Early on, researchers believed that treatments where just the eyes were exposed to light would lift the depressed mood. As the research evolved, specialists that particular receptors in the eyes reacted to the short wavelength lights, or blue lights, by reducing that amount of melatonin produced (the sleep hormone). They found that test subjects became more alert after thirty minutes of exposure to blue light, especially in the morning.

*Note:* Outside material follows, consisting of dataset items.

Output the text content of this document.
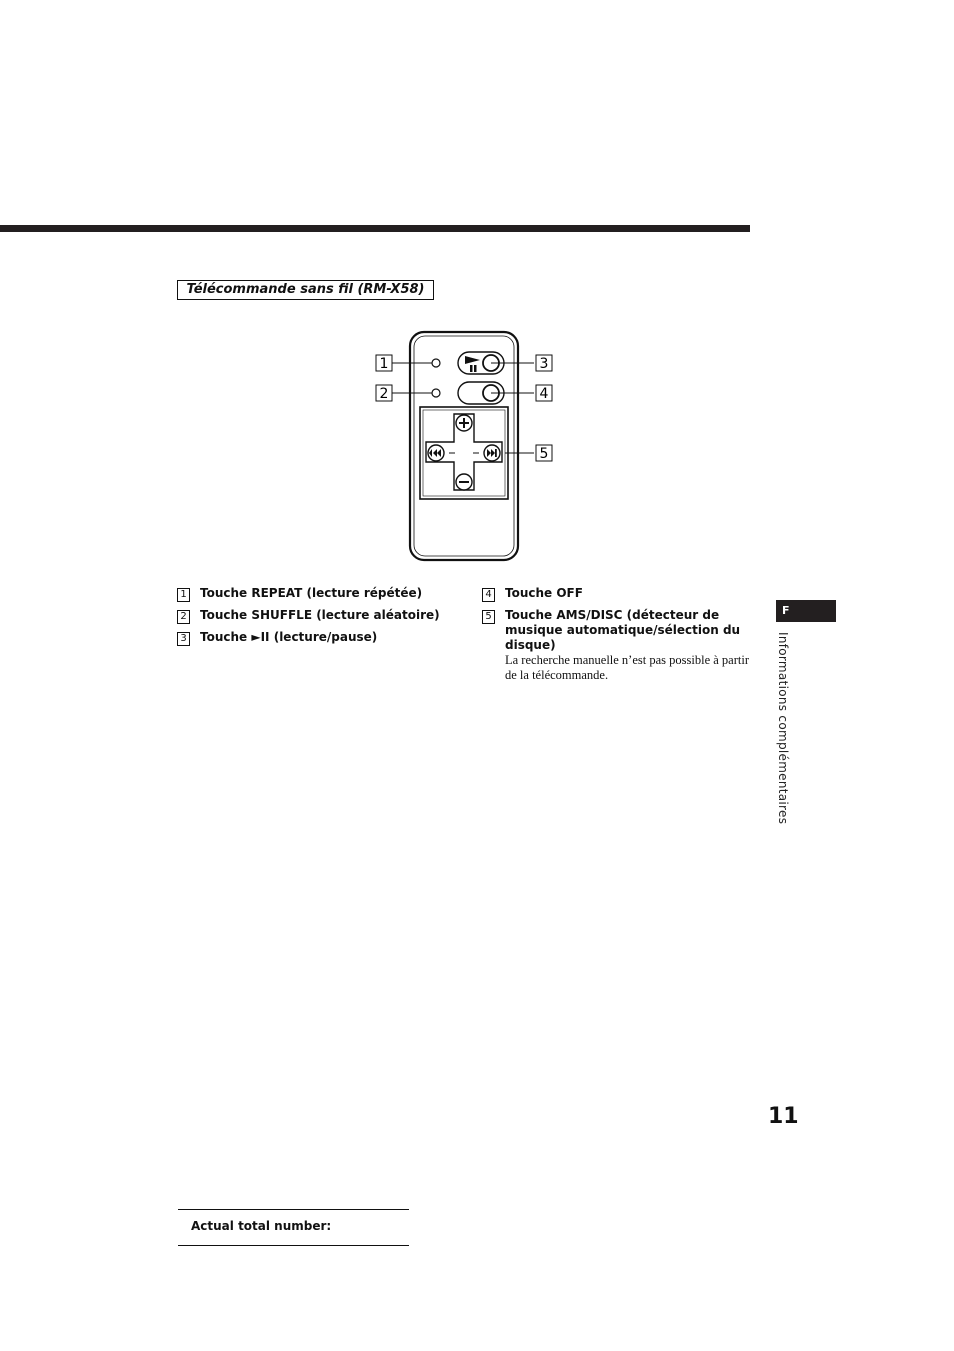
Télécommande sans fil (RM-X58)
1
2
3
4
5
1 Touche REPEAT (lecture répétée)
2 Touche SHUFFLE (lecture aléatoire)
3 Touche ►II (lecture/pause)
4 Touche OFF
5 Touche AMS/DISC (détecteur de musique automatique/sélection du disque)
La recherche manuelle n’est pas possible à partir de la télécommande.
F
Informations complémentaires
11
Actual total number:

Additional testing determined the range of exposure time and the time of day for the most effective treatment of blue light therapy. Patients noticed less symptoms if they were exposed to the light therapy in the morning verses afternoon or evening.

Light intensity can be measured in units of lux (the measurement of brightness). A bright summer's day is approximately one-hundred thousand lux. A bright spring morning right after dawn only measures at ten thousand lux (now the standard for SAD lamps). Whereas a bright office tops out at one thousand lux and your home, in the brightest room, only offers five hundred lux.

The color of the light plays a significant role as well. Kelvins are the unit of measurement for the light colors. For instance a high Kelvin number is found on the blue end of the spectrum with short wavelengths. Low Kelvin numbers are found on the other end for long wavelengths and are red to yellow. Blue sky is represented at twenty-eight thousand Kelvin whereas firelight is eighteen hundred. Ordinary daylight is fifty-six hundred.

When shopping for a light box or lamp for SAD therapy, you will want to imitate natural light. Look for lamps that fall in the five thousand Kelvin range. The light will have a bluish cast and a good unit will filter out harmful ultra violet rays. Based on your level of SAD, your length of therapy will last anywhere from thirty minutes to two hours, daily. The best time to use your unit would be at the beginning of your day.